Having read the play a few weeks ago, and coincidentally watched an interview featuring two of the soldiers in the play on Lorraine, I couldn’t have been more excited to watch The Two Worlds of Charlie F at the Churchill Theatre, Bromley.

The stage commands our attention with an earth- (and nerve-) shattering explosion that informs us immediately that we are going to enter the war zone. We meet Charlie, played by Cassidy Little, a Canadian soldier who has lost the greater part of his lower right leg. He takes us from hospital bed to battlefield to the physio room to his solace, all of which are honestly and eloquently presented to us in this wonderfully unique piece of theatre.

Owen Sheers’s play, directed by Stephen Rayne, seams together the real moments in which these men and women decide to become soldiers, and how their lives fight forward through the stark and mostly unromantic reality of ‘a soldier’s life’. The cast is a mix of actors and real soldiers. The camaraderie between the men and women is as authentic and deep as the subject matter. We learn the science of uniform and protection; how relationships are bent out of shape, lost and found, and looked at with time’s altering eyes. And we are told the details of the IED explosions that have stolen limbs, and changed forever the internal map of these men and women.

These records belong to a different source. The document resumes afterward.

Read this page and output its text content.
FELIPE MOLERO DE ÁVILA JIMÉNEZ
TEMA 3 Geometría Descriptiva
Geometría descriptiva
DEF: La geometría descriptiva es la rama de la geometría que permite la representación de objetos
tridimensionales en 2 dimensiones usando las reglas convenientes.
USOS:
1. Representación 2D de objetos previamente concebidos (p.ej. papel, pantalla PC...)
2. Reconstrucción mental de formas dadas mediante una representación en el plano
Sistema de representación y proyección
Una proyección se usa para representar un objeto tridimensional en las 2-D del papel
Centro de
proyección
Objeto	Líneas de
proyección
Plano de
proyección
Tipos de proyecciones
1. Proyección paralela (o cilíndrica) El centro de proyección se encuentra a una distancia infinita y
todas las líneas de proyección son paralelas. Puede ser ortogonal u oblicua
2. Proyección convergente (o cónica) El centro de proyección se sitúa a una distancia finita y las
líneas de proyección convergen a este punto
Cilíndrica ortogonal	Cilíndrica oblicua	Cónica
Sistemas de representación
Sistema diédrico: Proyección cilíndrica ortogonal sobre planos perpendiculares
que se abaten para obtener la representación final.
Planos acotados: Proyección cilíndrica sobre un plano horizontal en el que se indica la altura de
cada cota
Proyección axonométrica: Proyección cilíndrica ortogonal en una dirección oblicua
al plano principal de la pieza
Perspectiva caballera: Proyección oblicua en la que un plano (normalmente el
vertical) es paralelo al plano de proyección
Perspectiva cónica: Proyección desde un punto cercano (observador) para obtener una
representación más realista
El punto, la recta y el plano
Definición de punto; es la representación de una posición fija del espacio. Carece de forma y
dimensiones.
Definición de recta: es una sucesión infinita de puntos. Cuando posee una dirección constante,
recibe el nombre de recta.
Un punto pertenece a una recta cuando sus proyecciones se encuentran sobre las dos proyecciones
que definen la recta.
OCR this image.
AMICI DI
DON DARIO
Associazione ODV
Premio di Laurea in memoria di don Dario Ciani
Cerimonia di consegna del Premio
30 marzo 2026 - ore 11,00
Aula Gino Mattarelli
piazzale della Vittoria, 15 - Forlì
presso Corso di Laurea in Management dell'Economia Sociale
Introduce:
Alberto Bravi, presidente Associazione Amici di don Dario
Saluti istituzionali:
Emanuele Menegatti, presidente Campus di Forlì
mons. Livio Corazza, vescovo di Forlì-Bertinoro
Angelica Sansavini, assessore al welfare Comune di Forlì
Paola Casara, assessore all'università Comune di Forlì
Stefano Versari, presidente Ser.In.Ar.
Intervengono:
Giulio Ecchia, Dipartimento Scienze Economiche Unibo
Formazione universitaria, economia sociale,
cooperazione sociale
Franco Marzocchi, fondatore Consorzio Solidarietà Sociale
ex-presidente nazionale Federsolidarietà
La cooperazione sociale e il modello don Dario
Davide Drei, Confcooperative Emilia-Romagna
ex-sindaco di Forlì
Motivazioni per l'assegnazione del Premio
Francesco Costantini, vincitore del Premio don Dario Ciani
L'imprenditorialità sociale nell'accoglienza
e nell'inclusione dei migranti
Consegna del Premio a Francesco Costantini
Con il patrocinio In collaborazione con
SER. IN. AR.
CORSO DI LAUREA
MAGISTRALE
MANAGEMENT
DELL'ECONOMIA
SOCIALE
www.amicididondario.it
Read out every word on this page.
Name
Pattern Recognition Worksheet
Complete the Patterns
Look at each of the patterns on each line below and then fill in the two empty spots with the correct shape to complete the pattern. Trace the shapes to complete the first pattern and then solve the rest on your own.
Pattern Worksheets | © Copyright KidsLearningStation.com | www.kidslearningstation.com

Maurillia Simpson shares a song with us from her country; her Caribbean cadence soars through the theatre and her spirit and humour are continually present through the play. We witness a soldier holding her own amongst the men and never giving up on her dream. Terri Ann Bobb-Baxter portrays the younger Maurillia beautifully, together with the other characters that she switches between during the show, each with a clarity and distinction of their own. The show uses various theatrical approaches to intermingle the soldiers and their experiences, all very simple and unassuming in their conveyance.

Songs written by Jason Carr are sung in the waiting room in the hospital and in Afghanistan during the moments of stillness. A particular highlight for me is the dance choreographed by Lilly Phillips in which the soldiers and the women in partnership express true human fibre with every movement.

This is a genre unlike any other that I’ve come across: real life meets the stage face-to-face. Actors and soldiers become performers alike. And the soldiers, with their bodies and minds altered by the twists of fate, present themselves and their stories beneath the burning bulb of an Afghanistan sun, now shining as a light from the stage they land upon.

Each and every one of us in the varied audience took a piece of courage from the men and women in the Bravo 22 Company. Resilience, loyalty and love are what these soldiers and their families run on, beating red as the blood that links us all. A poppy adorned my jacket as soon as I left the theatre. Respect to all involved.